This work addresses the challenge of accurately segmenting tissues and instruments in surgical images, where irregular shapes, specular reflections, and occlusions necessitate costly pixel-level annotations and render conventional point- or box-based prompts insufficient for precise localization. To overcome this, the authors introduce freehand scribbles as a novel form of interactive prompt and propose a lightweight scribble encoder that converts sparse user-drawn scribbles into dense prompt embeddings. Integrated with spatially gated fusion and LoRA adapters, this approach enables efficient iterative refinement while keeping the SAM backbone frozen. Notably, it operates within existing prompt-driven frameworks without architectural modifications, ensuring strong transferability. On EndoVis 2018 and CholecSeg8k, the method achieves Dice scores of 95.41% and 96.30% in just five and three interaction rounds, respectively, substantially outperforming point-based prompting strategies.

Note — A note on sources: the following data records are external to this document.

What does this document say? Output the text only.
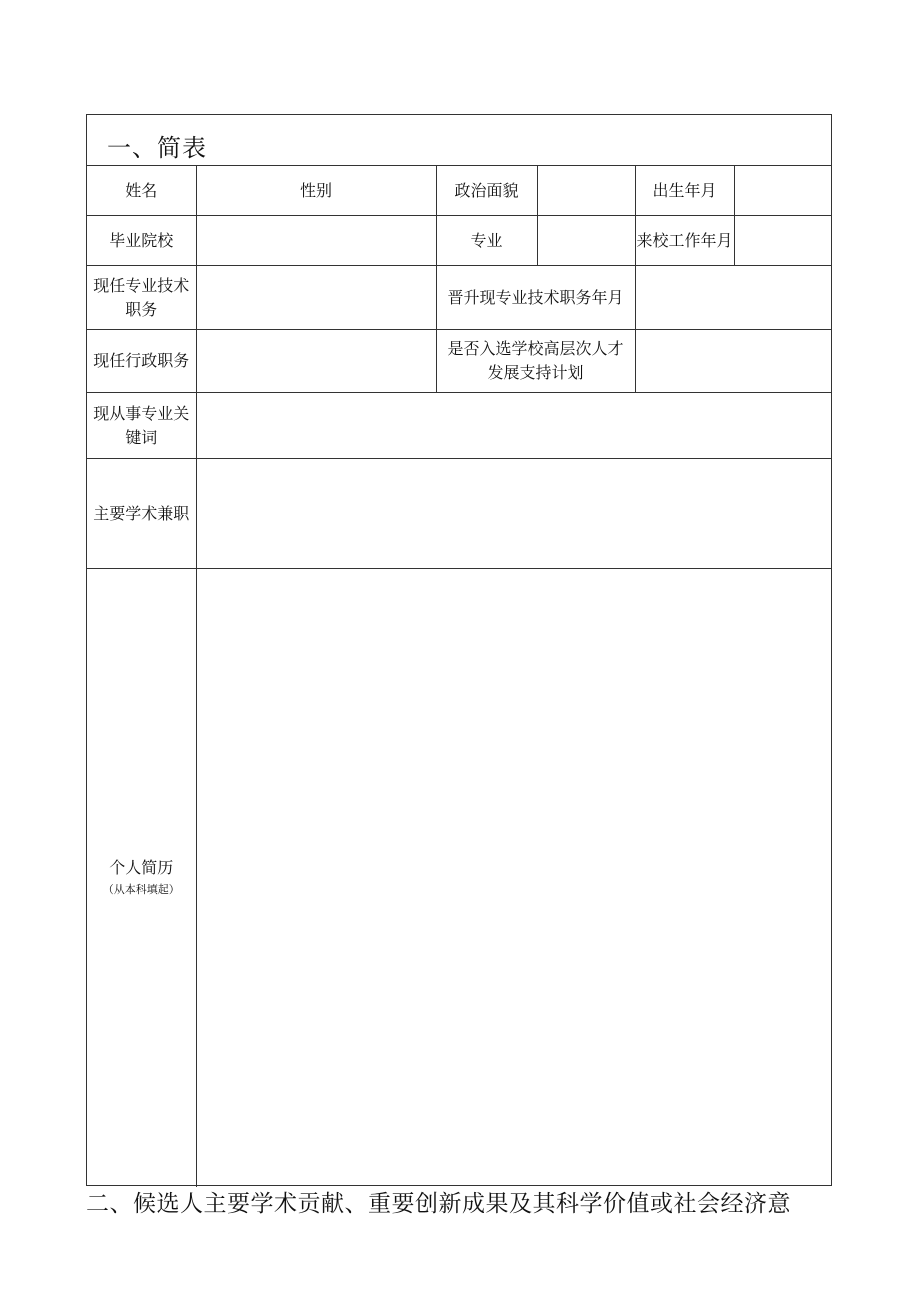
一、简表
姓名	性别	政治面貌		出生年月	
毕业院校		专业		来校工作年月	
现任专业技术职务		晋升现专业技术职务年月			
现任行政职务		是否入选学校高层次人才发展支持计划			
现从事专业关键词					
主要学术兼职					
个人简历
（从本科填起）					

二、候选人主要学术贡献、重要创新成果及其科学价值或社会经济意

Accurate segmentation of tissues and instruments in surgical scenes is annotation-intensive due to irregular shapes, thin structures, specularities, and frequent occlusions. While SAM models support point, box, and mask prompts, points are often too sparse and boxes too coarse to localize such challenging targets. We present SCISSR, a scribble-promptable framework for interactive surgical scene segmentation. It introduces a lightweight Scribble Encoder that converts freehand scribbles into dense prompt embeddings compatible with the mask decoder, enabling iterative refinement for a target object by drawing corrective strokes on error regions. Because all added modules (the Scribble Encoder, Spatial Gated Fusion, and LoRA adapters) interact with the backbone only through its standard embedding interfaces, the framework is not tied to a single model: we build on SAM 2 in this work, yet the same components transfer to other prompt-driven segmentation architectures such as SAM 3 without structural modification. To preserve pre-trained capabilities, we train only these lightweight additions while keeping the remaining backbone frozen. Experiments on EndoVis 2018 demonstrate strong in-domain performance, while evaluation on the out-of-distribution CholecSeg8k further confirms robustness across surgical domains. SCISSR achieves 95.41% Dice on EndoVis 2018 with five interaction rounds and 96.30% Dice on CholecSeg8k with three interaction rounds, outperforming iterative point prompting on both benchmarks.